Transmitter leakage vs. receiver leakage
In a paper presented at the USENIX Security Symposium in August, Weinert and researchers at TU Darmstadt’s SEEMOO lab came up with two ways to exploit the vulnerabilities.
The simplest and most powerful method is for an attacker to simply monitor the discovery requests that other nearby devices are sending. Since the sender device always reveals its own hashed phone number and email address every time it scans for available AirDrop recipients, all the attacker has to do is wait for nearby Macs to open the share menu or nearby iOS devices to open the share sheet . The attacker does not need to have the target’s phone number, email address or any other prior knowledge.
A second method works largely in reverse. An attacker could open a share menu or share sheet and see if nearby devices respond with their own hashed details. This technique is not as powerful as the first, as it only works if the attacker’s phone number or email address is already in the recipient’s address book.
Still, the attack can be useful if the attacker is someone whose phone number or email address is known to many people. For example, a manager can use it to find out the phone number or email address of employees who have stored the manager’s contact information in their address book.
In an email, Weinert wrote:
What we call “sender leakage” (someone planning to share a file leaks their hashed contact IDs) can be exploited by placing “bugs” (tiny Wi-Fi devices) in public hotspots or other places of interest.
Suppose you plant such a bug in a meeting room or an event where politicians, celebrities or other ‘VIPs’ gather (eg Oscar Awards). At least once one of them opens the share on an Apple device, you can get their hands on their private cell phone number.
From a reporter’s perspective, a scenario for what we call “receiver leakage”: Say you interacted with a celebrity via email to cover a story. Therefore, if the celebrity has saved your email address, you can easily find out his private cell phone number when you are around (during an interview, for example). In this case the celebrity [does] they don’t even need to open the panel or otherwise touch their device!

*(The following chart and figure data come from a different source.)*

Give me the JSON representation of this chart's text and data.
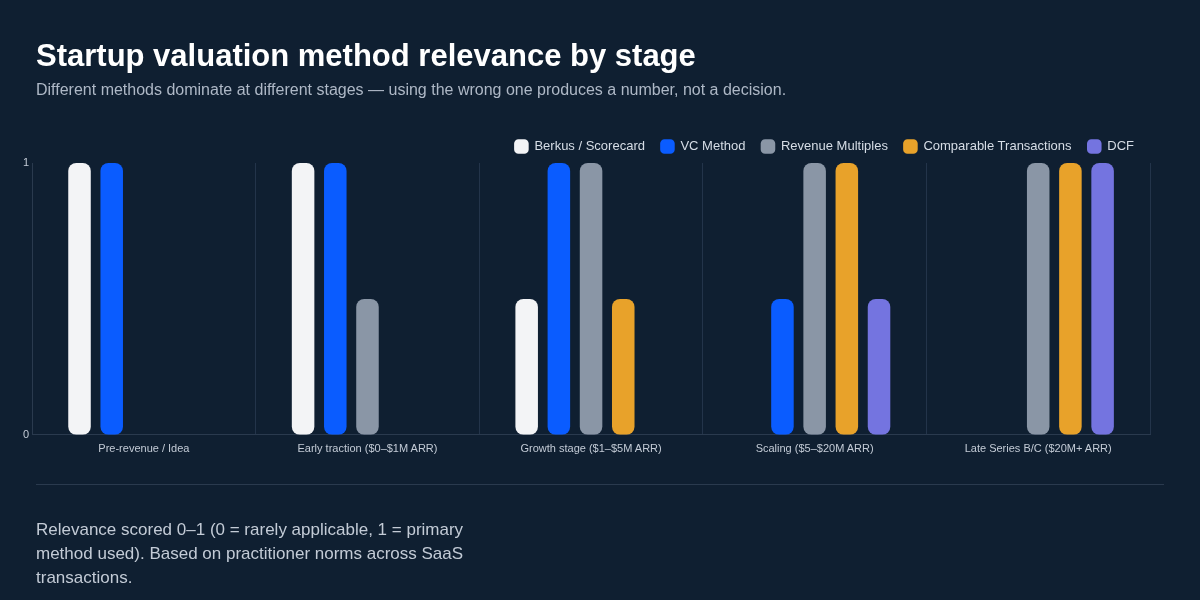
{
  "chart_data": {
    "type": "bar",
    "title": "Startup valuation method relevance by stage",
    "subtitle": "Different methods dominate at different stages — using the wrong one produces a number, not a decision.",
    "categories": [
      "Pre-revenue / Idea",
      "Early traction ($0–$1M ARR)",
      "Growth stage ($1–$5M ARR)",
      "Scaling ($5–$20M ARR)",
      "Late Series B/C ($20M+ ARR)"
    ],
    "series": [
      {
        "name": "Berkus / Scorecard",
        "color": "#f3f4f6",
        "values": [
          1,
          1,
          0.5,
          0,
          0
        ]
      },
      {
        "name": "VC Method",
        "color": "#0a5cff",
        "values": [
          1,
          1,
          1,
          0.5,
          0
        ]
      },
      {
        "name": "Revenue Multiples",
        "color": "#8a96a6",
        "values": [
          0,
          0.5,
          1,
          1,
          1
        ]
      },
      {
        "name": "Comparable Transactions",
        "color": "#e8a22a",
        "values": [
          0,
          0,
          0.5,
          1,
          1
        ]
      },
      {
        "name": "DCF",
        "color": "#7474e0",
        "values": [
          0,
          0,
          0,
          0.5,
          1
        ]
      }
    ],
    "ylim": [
      0,
      1
    ],
    "yticks": [
      0,
      1
    ],
    "grid": "x",
    "legend": "top right",
    "annotations": [
      "Relevance scored 0–1 (0 = rarely applicable, 1 = primary method used). Based on practitioner norms across SaaS transactions."
    ]
  }
}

Two years of silence from Apple
The researchers say they privately notified Apple of their findings in May 2019. A year and a half later, they presented Apple with “PrivateDrop”, a reworked AirDrop they developed that uses private set intersection, a cryptographic technique that allows two parties to connect. discovery process without releasing vulnerable hashes. The PrivateDrop implementation is publicly available on GitHub.

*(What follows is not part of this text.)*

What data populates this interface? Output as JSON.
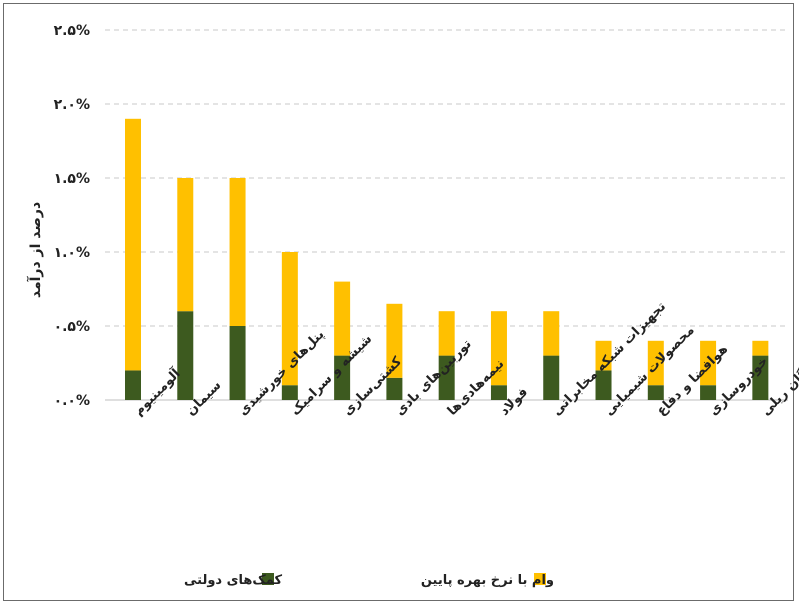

“Our prototype implementation of PrivateDrop on iOS/macOS demonstrates that our privacy-friendly mutual authentication approach is efficient enough to maintain AirDrop’s exemplary user experience with an authentication delay of over a second,” the researchers wrote in a post describing their work. to summarize.
As of this week, Apple has yet to specify whether it has any plans to use PrivateDrop or use another means to address the vulnerability. Apple representatives did not respond to an email requesting comment for this release.
What this means is that every time someone opens a panel in macOS or iOS, they leak hashes that reveal at least their phone numbers and probably their email addresses as well. And in some cases, having AirDrop enabled may be enough to leak those details.
Weinert said the only way to avoid the leak for now is to set AirDrop detection to “no one” in the system settings menu and also refrain from opening the panel. When using AirDrop at home or in other trusted environments, this advice may be overstated. It may make more sense when using a computer at a conference or other public venue.